OPINION

The survival of art

The survival of art

Prime Minister Kyriakos Mitsotakis ended a recent speech in Parliament by acknowledging the need brought up by opposition leaders for medium- and long-term measures to support people who work in the arts. He suggested that funds could be found from the European Union-backed development framework for a “targeted program” to help jobless people in the area of culture.

The existential angst being faced by Greece’s artists right now is not driven by unionist concerns or sectoral expediencies, as is often the case. The coming months will be an extremely tough test of survival for the country’s actors, musicians, visual artists and myriad others engaged in the cultural sphere. These are people whose living – occasionally satisfactorily but usually precariously – relies on something that they gave so freely during the lockdown: culture.

Despite the gradual easing of restrictions, we are looking at months ahead during which we will have little to look forward to in terms of culture. There will be no festivals, concerts or play, and though open-air cinemas are expected to operate, they will do so under certain restrictions. Artists will have to adapt to these unprecedented circumstances. “We are working on a plan for the Athens Concert Hall that will enable us to make digital appearances, which is something that will become a part of our lives, sooner or later,” the conductor of the Camerata Friends of Music Orchestra, George Petrou, said in comments to Kathimerini recently.
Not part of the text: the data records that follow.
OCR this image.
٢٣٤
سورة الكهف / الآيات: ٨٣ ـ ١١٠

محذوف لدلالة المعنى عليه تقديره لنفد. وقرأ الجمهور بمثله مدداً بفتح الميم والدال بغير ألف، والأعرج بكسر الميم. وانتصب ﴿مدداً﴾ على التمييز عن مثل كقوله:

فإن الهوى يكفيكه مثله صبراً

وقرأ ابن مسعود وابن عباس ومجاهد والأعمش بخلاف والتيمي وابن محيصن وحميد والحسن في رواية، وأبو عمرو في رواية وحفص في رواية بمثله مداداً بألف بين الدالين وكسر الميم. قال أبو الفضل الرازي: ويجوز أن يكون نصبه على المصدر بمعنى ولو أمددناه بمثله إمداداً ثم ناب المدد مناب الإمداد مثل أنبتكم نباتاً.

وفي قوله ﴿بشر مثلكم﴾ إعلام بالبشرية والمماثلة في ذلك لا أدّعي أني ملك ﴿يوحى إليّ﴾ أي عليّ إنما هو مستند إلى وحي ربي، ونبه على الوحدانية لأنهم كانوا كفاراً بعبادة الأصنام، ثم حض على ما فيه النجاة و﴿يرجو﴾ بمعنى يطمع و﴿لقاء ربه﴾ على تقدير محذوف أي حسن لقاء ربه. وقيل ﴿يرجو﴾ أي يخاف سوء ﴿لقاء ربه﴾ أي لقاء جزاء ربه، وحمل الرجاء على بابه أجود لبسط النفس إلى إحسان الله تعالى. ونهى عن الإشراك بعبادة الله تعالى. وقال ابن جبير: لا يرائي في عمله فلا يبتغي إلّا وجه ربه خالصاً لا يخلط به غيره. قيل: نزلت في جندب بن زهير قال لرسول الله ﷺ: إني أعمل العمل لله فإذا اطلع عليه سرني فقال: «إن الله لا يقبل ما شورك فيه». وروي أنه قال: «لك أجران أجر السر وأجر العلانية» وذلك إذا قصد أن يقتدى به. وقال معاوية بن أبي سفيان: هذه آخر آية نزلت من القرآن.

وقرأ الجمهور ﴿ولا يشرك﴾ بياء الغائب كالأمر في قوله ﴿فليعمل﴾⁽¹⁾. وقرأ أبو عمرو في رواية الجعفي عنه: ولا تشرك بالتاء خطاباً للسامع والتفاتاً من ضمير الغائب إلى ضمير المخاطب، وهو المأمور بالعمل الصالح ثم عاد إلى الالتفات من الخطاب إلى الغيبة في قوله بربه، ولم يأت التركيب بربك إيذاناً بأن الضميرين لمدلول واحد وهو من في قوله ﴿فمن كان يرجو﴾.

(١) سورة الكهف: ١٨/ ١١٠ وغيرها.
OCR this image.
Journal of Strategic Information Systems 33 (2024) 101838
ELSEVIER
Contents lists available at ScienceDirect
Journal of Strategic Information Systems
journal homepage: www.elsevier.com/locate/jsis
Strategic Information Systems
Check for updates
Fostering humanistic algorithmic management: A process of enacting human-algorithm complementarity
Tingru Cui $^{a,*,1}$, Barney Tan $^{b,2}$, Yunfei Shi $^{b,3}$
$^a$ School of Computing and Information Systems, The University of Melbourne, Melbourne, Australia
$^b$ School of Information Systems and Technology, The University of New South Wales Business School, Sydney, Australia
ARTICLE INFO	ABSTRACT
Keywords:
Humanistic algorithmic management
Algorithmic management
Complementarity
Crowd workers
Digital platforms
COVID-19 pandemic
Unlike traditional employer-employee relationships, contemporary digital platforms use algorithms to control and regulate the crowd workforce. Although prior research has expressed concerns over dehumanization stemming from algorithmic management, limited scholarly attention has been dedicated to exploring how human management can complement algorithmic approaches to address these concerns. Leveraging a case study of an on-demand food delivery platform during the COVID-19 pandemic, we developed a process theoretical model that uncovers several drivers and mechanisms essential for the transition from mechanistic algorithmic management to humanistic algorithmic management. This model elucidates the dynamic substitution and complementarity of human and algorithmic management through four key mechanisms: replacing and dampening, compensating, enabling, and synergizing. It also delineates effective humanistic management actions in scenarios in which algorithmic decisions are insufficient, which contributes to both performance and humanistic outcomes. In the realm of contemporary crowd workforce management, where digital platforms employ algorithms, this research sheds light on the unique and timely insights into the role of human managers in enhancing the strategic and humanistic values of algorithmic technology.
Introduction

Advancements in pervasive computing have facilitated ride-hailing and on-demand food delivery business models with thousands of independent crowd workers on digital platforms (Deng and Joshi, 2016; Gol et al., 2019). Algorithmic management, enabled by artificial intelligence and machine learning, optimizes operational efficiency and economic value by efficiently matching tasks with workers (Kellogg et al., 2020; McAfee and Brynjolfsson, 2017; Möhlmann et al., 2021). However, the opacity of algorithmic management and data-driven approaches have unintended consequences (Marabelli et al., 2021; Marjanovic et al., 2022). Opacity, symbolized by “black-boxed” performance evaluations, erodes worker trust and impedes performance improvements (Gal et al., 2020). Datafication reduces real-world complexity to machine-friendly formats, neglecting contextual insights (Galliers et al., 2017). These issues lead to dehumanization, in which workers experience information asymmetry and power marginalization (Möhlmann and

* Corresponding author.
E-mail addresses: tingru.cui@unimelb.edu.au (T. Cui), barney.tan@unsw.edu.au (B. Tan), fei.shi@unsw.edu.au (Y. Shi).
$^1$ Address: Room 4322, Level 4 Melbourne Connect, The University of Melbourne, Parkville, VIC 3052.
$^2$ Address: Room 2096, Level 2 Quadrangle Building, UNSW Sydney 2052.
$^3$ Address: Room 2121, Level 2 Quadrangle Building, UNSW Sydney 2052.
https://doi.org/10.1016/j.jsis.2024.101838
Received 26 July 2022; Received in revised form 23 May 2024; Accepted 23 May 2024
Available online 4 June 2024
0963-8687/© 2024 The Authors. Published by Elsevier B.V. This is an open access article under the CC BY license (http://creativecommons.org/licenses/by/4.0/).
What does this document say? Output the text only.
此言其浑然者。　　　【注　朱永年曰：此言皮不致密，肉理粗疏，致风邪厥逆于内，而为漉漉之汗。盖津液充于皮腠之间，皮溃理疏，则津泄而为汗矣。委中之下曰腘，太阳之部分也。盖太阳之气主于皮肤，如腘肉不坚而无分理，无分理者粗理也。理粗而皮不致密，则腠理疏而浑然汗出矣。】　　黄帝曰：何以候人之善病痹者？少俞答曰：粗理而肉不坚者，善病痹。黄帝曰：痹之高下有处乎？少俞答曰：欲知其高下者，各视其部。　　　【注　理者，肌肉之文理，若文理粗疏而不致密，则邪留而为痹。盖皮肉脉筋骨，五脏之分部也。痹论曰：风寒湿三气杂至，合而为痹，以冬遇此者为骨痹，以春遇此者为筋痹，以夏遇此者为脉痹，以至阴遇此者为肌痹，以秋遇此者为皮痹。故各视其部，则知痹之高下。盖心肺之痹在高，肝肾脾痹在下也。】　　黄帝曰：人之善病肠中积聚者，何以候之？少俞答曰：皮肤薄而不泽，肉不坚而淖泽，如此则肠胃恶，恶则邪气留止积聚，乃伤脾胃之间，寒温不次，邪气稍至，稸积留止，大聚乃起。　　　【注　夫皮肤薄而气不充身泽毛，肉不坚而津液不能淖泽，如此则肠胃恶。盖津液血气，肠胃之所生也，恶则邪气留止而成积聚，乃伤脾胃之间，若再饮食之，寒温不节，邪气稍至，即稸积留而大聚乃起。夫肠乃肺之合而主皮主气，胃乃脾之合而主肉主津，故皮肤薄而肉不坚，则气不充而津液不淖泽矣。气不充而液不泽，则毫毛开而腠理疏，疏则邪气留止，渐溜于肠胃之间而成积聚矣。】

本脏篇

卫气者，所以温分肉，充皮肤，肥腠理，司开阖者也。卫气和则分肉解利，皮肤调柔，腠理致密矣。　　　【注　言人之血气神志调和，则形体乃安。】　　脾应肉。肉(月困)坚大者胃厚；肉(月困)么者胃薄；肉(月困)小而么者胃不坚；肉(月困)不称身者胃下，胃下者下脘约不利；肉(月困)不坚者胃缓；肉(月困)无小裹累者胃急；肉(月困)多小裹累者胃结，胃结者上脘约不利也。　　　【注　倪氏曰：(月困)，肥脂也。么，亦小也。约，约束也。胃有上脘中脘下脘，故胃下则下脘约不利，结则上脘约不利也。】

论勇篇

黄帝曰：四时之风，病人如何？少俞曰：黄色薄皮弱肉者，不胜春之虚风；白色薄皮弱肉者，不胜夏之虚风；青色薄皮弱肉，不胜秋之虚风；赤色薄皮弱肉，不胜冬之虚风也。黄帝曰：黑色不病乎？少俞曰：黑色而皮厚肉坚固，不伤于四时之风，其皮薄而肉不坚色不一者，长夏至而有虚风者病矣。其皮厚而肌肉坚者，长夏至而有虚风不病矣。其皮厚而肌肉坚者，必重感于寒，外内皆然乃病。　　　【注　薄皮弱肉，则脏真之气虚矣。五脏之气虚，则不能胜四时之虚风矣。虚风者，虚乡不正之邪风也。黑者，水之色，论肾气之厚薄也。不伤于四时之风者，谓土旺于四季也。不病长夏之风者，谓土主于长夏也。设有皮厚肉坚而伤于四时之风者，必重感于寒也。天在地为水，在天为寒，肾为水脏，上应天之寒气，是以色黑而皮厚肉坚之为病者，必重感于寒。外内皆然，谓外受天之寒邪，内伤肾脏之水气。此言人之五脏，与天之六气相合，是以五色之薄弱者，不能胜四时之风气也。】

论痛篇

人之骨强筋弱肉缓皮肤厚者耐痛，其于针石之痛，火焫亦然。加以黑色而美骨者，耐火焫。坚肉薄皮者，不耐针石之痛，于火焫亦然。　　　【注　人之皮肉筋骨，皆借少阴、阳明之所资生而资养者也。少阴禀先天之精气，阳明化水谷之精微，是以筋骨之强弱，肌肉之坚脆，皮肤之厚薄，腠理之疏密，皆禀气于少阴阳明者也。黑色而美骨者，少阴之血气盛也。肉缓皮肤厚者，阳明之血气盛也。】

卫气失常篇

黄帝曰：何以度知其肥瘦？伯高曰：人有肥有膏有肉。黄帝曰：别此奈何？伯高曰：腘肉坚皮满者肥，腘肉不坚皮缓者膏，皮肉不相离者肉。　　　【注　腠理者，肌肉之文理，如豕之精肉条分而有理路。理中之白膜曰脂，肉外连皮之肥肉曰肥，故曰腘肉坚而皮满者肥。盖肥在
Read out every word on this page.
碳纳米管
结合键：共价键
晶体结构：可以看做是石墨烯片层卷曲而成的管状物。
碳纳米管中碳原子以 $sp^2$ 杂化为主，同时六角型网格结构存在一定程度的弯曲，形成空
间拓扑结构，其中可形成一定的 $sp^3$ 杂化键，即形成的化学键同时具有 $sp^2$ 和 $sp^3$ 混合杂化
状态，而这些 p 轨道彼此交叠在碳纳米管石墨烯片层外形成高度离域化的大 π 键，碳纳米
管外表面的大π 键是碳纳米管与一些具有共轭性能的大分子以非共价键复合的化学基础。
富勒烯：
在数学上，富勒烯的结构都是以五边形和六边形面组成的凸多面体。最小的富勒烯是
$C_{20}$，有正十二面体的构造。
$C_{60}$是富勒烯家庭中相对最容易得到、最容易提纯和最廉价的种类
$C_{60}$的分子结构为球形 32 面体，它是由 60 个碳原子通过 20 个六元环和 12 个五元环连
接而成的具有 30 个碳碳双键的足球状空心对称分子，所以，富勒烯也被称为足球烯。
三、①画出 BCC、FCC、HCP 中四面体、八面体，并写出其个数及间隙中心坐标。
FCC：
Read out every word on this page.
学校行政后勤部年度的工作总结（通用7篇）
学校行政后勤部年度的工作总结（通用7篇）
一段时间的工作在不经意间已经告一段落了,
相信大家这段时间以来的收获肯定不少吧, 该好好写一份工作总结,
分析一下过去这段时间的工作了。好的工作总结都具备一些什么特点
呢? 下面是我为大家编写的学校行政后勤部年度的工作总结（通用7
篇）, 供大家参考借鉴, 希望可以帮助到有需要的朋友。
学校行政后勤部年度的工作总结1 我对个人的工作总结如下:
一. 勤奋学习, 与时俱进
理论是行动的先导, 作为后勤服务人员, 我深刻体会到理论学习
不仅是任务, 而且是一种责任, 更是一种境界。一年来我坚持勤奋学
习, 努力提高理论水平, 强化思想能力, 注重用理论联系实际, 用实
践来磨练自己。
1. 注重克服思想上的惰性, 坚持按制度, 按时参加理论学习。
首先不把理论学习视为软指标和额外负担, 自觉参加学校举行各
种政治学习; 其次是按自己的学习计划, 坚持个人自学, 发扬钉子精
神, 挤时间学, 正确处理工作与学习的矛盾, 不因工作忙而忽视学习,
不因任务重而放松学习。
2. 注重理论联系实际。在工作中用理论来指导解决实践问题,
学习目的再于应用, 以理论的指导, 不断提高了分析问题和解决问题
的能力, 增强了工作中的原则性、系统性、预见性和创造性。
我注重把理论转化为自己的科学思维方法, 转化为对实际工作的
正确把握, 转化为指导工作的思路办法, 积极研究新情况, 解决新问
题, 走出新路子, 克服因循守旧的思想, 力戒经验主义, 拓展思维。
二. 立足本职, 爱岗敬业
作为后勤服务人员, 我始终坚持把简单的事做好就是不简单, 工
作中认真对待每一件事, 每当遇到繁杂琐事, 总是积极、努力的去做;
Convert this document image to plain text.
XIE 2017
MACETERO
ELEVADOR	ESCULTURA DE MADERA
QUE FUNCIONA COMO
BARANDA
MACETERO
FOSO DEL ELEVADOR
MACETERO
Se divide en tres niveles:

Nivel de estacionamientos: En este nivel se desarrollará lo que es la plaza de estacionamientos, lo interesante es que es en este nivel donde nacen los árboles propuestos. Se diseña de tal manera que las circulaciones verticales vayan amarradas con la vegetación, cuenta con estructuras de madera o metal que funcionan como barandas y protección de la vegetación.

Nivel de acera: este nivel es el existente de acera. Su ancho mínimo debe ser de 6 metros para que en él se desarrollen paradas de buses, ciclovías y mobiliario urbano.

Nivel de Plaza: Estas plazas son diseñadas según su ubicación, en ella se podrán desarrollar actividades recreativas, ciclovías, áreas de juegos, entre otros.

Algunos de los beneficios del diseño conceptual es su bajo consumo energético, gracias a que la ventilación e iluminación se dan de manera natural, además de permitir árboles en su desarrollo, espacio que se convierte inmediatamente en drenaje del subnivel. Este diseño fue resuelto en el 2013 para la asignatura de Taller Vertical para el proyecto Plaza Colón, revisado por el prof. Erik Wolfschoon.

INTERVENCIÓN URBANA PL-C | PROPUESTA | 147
No matter how ingenious and seasoned in the art of survival the people of the arts may be, though, they are facing the challenge of trying to eke a living out of nothing. And even those who can try to make ends meet by taking up jobs as waiters and bartenders, for example, face an uncertain future, as it is unlikely that restaurants and bars will be taking on any new staff anytime soon.

It was not surprising that it took so long for anyone to raise the issue of state support for the arts. The stereotype of the penniless artist remains entrenched in society and in the political system. Who gives a thought to the fact that they may spend half their lives learning to play a musical instrument or need to produce work tirelessly in order to contend in an intensely competitive and small market like the Greek one?

We tend to take art for granted – just as we did our right to meet and congregate. But that show is over and if we want the curtain to rise ever again, we need someone to care, to draw up a plan and to implement it. Art is vital, not virtual.